Time means change, and while time seduces us with the idea that change can be for the better and sometimes is, very often change is for the worse, for there are many more way for things to get worse than to get better, and the universe as a whole is indifferent to which happens. And every negative change as far as I can see is a type of loss. This ultimately becomes the challenge of living as a human in this world we find ourselves in: acknowledging and dealing with loss.

But then we compound the problem with our ill-chosen reaction to time and loss: the elective blindness I sometimes call fictionalism. When we don’t like the world around us, we simply choose to pretend the world is different. There is a tiny percentage of people struggling to clearly see the world as it really is, no bias and no bullshit, trying to achieve maximum clarity using logic and rationality, but the vast majority of “you humans” are buying stock in bullshit by the metric ton.

Death a bummer? No problem, we’ll pretend to know that death is not the end. Bad people getting away with murder? I’ve got your fix right here: let’s pretend that bad people get justice in the next life. Life feeling out of control, like you can’t get ahead? Let’s pretend it’s all the fault of foreigners. Feeling bad about doing alright while others can barely get by? Let’s pretend that everyone who doesn’t succeed is lazy, so that you can ignore them without the guilt!

The list is never-ending: for every problem someone has with life as a human, there are usually several patch-job fictions humanity has invented to hide each unwelcome truth from our sight.

Fictionalism at its core, whether embraced consciously or subconsciously, has this single message: if you don’t like a truth, just deny it. Pretend it away.
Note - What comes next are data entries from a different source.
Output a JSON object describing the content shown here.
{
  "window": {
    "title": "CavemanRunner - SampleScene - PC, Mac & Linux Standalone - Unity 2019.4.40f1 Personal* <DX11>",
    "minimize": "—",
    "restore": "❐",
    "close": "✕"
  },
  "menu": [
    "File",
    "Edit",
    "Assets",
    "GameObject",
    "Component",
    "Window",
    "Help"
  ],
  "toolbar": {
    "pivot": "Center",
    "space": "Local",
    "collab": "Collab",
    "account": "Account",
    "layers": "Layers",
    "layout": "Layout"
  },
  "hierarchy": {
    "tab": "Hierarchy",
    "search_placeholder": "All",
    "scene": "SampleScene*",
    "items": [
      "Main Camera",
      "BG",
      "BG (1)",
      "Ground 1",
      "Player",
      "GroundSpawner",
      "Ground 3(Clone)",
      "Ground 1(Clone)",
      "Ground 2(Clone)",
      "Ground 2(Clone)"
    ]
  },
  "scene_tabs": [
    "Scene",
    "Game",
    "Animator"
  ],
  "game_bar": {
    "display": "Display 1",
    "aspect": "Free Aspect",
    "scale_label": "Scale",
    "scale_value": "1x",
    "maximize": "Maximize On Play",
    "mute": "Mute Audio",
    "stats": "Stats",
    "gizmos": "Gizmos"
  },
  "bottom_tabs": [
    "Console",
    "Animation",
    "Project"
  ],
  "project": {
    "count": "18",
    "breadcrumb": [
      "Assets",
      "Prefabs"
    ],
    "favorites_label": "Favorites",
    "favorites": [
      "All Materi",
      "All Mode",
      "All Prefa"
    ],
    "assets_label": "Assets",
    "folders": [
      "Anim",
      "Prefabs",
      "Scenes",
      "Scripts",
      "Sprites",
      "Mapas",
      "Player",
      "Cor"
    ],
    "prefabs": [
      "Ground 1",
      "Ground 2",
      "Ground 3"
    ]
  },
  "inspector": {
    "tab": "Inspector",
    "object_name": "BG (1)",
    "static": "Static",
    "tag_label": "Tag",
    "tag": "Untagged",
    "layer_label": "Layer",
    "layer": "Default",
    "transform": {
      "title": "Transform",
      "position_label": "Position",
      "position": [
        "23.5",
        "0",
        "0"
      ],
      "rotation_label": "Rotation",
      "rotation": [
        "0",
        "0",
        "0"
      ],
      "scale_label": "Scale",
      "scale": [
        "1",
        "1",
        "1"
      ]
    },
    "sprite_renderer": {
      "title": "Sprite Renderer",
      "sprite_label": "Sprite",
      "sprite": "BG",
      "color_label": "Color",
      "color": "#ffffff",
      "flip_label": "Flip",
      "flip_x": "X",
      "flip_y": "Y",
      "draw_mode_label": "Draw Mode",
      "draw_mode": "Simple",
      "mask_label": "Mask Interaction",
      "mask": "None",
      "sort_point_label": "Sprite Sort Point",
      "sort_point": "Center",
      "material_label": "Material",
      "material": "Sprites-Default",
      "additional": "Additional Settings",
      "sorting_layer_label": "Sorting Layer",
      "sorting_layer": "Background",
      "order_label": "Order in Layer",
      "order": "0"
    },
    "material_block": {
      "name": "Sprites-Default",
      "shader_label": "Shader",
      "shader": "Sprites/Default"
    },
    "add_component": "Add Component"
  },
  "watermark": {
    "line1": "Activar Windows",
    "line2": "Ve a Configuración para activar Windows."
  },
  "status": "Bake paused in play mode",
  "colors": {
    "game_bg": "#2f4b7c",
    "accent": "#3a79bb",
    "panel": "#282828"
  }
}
Republicans do it. Democrats do it. Religions do it. Cis people do it. Trans people do it. Capitalists do it. Socialists do it. White people do it. People of color do it. Nearly everybody does it; inserts a desirable lie into their minds to hide from a painful truth.

And then they all fight each other. Since each person chooses a lie about a different piece of reality, they each can see truths that the others cannot. Republicans, for example, can see the truths that the Democrats hide from, and call them on it. Meanwhile, the Democrats are seeing the truths the Republicans are hiding from and attack them for that. Each human can see truths that others deny, and so each person can legitimately criticize every other. And yet, since each person is unwilling to examine or confront their own fictions, no progress ever gets made, with anyone.

Thus we have societies where each group is justifiably trying to get each other group to admit where they are wrong, but where each group is also fundamentally unwilling to look to their own equal transgressions. And so, instead of trying to unite humanity to take on the real problem of time and loss, humanity is in a perpetual state of conflict, trying to tear the blindfolds off from one another while trying to keep their own blindfolds firmly in place.

Which, so far as I can see, has always been the state of the human race. Almost all our issues as a human race stem from our enemy: time, and our own desperate embrace of various fictions to deny it, with every problem this denial adds to the mix.

I don’t know if we can ever conquer time, but we certainly won’t while we as a race embrace fictionalism. There is a cure for fictionalism available to all of course: embrace accepting logic and reason for discovering truth instead of believing whatever fictions promise what you wish were true. The solution is not really all that complex. But does the human race at large have the capacity to choose to stop lying to themselves? At this time, I am highly doubtful. I see no force strong enough to make them, even as they die because of their embraced fictions.

Since I am of the teensy slice of human beings that don’t seek comfort by choosing self-deception, I will have to take my comfort in this: to fix a problem, you first have to identify it. Perhaps with sharing my realization that time and fictionalism are the root problems of humanity, I’ve contributed what I can.